La servitù coattiva si estingue quando il fondo acquista un accesso autonomo alla strada pubblica (Trib. Siracusa 318/2026)
Tribunale di Siracusa, Seconda Sezione Civile, sentenza n. 318/2026, R.G. n. 3356/2022 — Giudice dott.ssa Angela Dell’Ali
Il principio
La servitù di passaggio costituita mediante atto di divisione per rimediare all’interclusione del fondo deve presumersi coattiva, anche se formalizzata negozialmente, quando dal titolo non emerga la volontà di assoggettarla al regime delle servitù volontarie. Essa si estingue ai sensi dell’art. 1055 c.c. quando il fondo dominante, considerato unitariamente, acquisisca un accesso autonomo e concretamente utilizzabile alla strada pubblica.
Il fatto
Un proprietario chiedeva l’estinzione della servitù costituita nel 1977 sul proprio fondo a favore di quello assegnato alla sorella, originariamente intercluso. La convenuta aveva successivamente acquistato una particella confinante con la strada provinciale SP 24 Palazzolo Acreide-Noto. La stessa contestava la natura coattiva del passaggio e chiedeva in riconvenzionale di accertarne l’usucapione e di ordinare il ripristino del percorso.
La motivazione
Il Tribunale ricostruisce la funzione dell’atto del 1977: la divisione del compendio familiare aveva lasciato il fondo della convenuta privo di accesso alla pubblica via e il passaggio era stato istituito proprio per eliminare tale interclusione. In base a Cass. n. 2922/2014, la servitù costituita in sede di divisione per questa finalità ha natura coattiva, salvo che il titolo esprima una diversa volontà, assente nel caso concreto.

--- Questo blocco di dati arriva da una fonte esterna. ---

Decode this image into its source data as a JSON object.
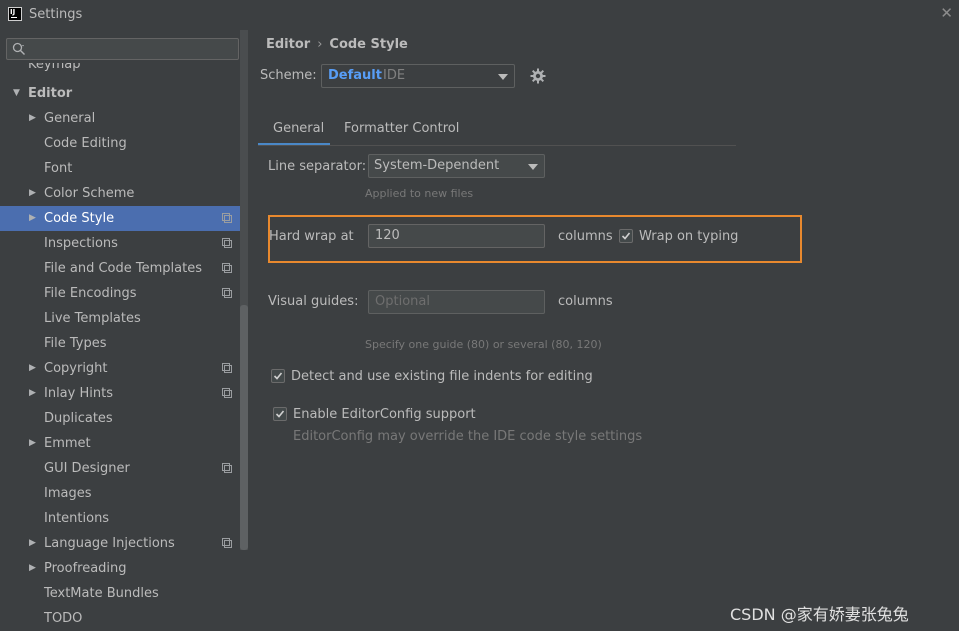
{
  "window": {
    "title": "Settings",
    "logo_text": "IJ"
  },
  "sidebar": {
    "search_placeholder": "",
    "cut_item": "Keymap",
    "section": "Editor",
    "items": [
      {
        "label": "General",
        "arrow": true,
        "copy": false
      },
      {
        "label": "Code Editing",
        "arrow": false,
        "copy": false
      },
      {
        "label": "Font",
        "arrow": false,
        "copy": false
      },
      {
        "label": "Color Scheme",
        "arrow": true,
        "copy": false
      },
      {
        "label": "Code Style",
        "arrow": true,
        "copy": true,
        "selected": true
      },
      {
        "label": "Inspections",
        "arrow": false,
        "copy": true
      },
      {
        "label": "File and Code Templates",
        "arrow": false,
        "copy": true
      },
      {
        "label": "File Encodings",
        "arrow": false,
        "copy": true
      },
      {
        "label": "Live Templates",
        "arrow": false,
        "copy": false
      },
      {
        "label": "File Types",
        "arrow": false,
        "copy": false
      },
      {
        "label": "Copyright",
        "arrow": true,
        "copy": true
      },
      {
        "label": "Inlay Hints",
        "arrow": true,
        "copy": true
      },
      {
        "label": "Duplicates",
        "arrow": false,
        "copy": false
      },
      {
        "label": "Emmet",
        "arrow": true,
        "copy": false
      },
      {
        "label": "GUI Designer",
        "arrow": false,
        "copy": true
      },
      {
        "label": "Images",
        "arrow": false,
        "copy": false
      },
      {
        "label": "Intentions",
        "arrow": false,
        "copy": false
      },
      {
        "label": "Language Injections",
        "arrow": true,
        "copy": true
      },
      {
        "label": "Proofreading",
        "arrow": true,
        "copy": false
      },
      {
        "label": "TextMate Bundles",
        "arrow": false,
        "copy": false
      },
      {
        "label": "TODO",
        "arrow": false,
        "copy": false
      }
    ]
  },
  "breadcrumb": {
    "parent": "Editor",
    "separator": "›",
    "current": "Code Style"
  },
  "scheme": {
    "label": "Scheme:",
    "name": "Default",
    "scope": "IDE"
  },
  "tabs": {
    "general": "General",
    "formatter": "Formatter Control"
  },
  "general": {
    "line_separator_label": "Line separator:",
    "line_separator_value": "System-Dependent",
    "line_separator_hint": "Applied to new files",
    "hard_wrap_label": "Hard wrap at",
    "hard_wrap_value": "120",
    "columns_label": "columns",
    "wrap_on_typing_label": "Wrap on typing",
    "wrap_on_typing_checked": true,
    "visual_guides_label": "Visual guides:",
    "visual_guides_placeholder": "Optional",
    "visual_guides_hint": "Specify one guide (80) or several (80, 120)",
    "detect_indents_label": "Detect and use existing file indents for editing",
    "detect_indents_checked": true,
    "editorconfig_label": "Enable EditorConfig support",
    "editorconfig_checked": true,
    "editorconfig_hint": "EditorConfig may override the IDE code style settings"
  },
  "watermark": "CSDN @家有娇妻张兔兔",
  "colors": {
    "accent": "#4b6eaf",
    "highlight": "#e8892e",
    "link": "#589df6",
    "background": "#3c3f41"
  }
}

La CTU accertava che il compendio della convenuta, dopo l’acquisto della particella confinante con la SP 24, disponeva di un collegamento diretto e autonomo alla strada. Secondo Cass. n. 20518/2020, l’interclusione deve essere verificata considerando il fondo nella sua unitarietà; non rileva che il nuovo accesso sia diverso da quello originario, purché sia concretamente praticabile e non imponga un sacrificio sproporzionato. Nel caso esaminato non risultavano dispendi o disagi tali da rendere ancora necessario il passaggio sul fondo dell’attore.
È respinta la domanda riconvenzionale di usucapione. L’art. 1061 c.c. consente l’acquisto per usucapione soltanto delle servitù apparenti: la mera utilizzazione continuata di un percorso non basta senza opere visibili e permanenti, specificamente destinate a rendere riconoscibile il peso reale. Richiamando Cass. n. 27344/2024, n. 21675/2024 e n. 29174/2024, il giudice rileva che la convenuta non aveva provato segni stabili e inequivoci ulteriori rispetto al semplice transito.
Implicazioni pratiche
Per ottenere l’estinzione ex art. 1055 c.c. occorre dimostrare non soltanto un accesso alternativo astratto, ma la concreta cessazione della necessità originaria. L’acquisto di una particella contigua alla strada può far venir meno l’interclusione dell’intero compendio. Chi invoca l’usucapione deve invece provare opere apparenti e permanenti, non la sola abitudine al passaggio.